"Pretty sweet Honey," she murmured.
Mrs. Callahan breathed a sigh of relief. "That's the first dost of
medicine we've got her to take to-day," she said. "We've all been tryin'
to worrit it down her. We've give her everything in the house she
fancied. Pa he paid her a bottle of beer to take a spoonful last night.

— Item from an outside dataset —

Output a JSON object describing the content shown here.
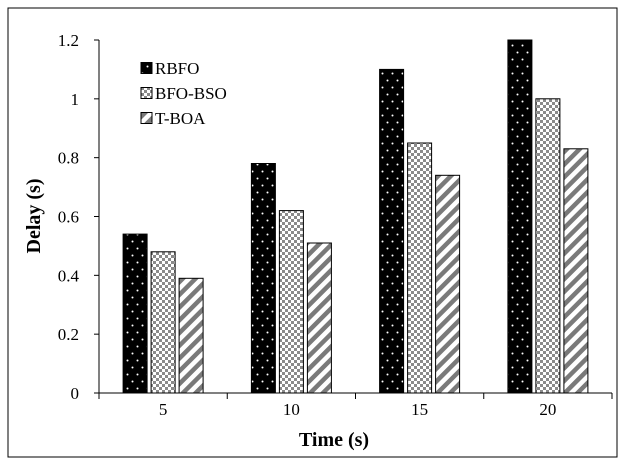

Bless you, no'm"--even in her distress she laughed at Miss Dorcas's
shocked look--"she didn't drink a drop of it. She likes to see it
sizzle, and she had him pull off the cap and let it foam and drizzle on
the floor."
"I would whip her," said Miss Dorcas, drawing her mouth down at the
corners.
"No'm, you wouldn't," said Mrs. Callahan, "not if you was her mother and
she sick. But it do worrit me awful. These two days I been pourin' out a
spoonful of her medicine every two hours--time she ought to take it--and
a-throwin' it away. It's a dreadful waste. But I got to do something to
make the doctor think she's took it. It makes him so mad when she
don't."
Miss Dorcas exclaimed in dismay. "Aren't you afraid the child will die
if she doesn't take the medicine?"
"Yessum, I am. But what can I do?" said Mrs. Callahan. "I try to get her
to take it every time she ought to have a dost.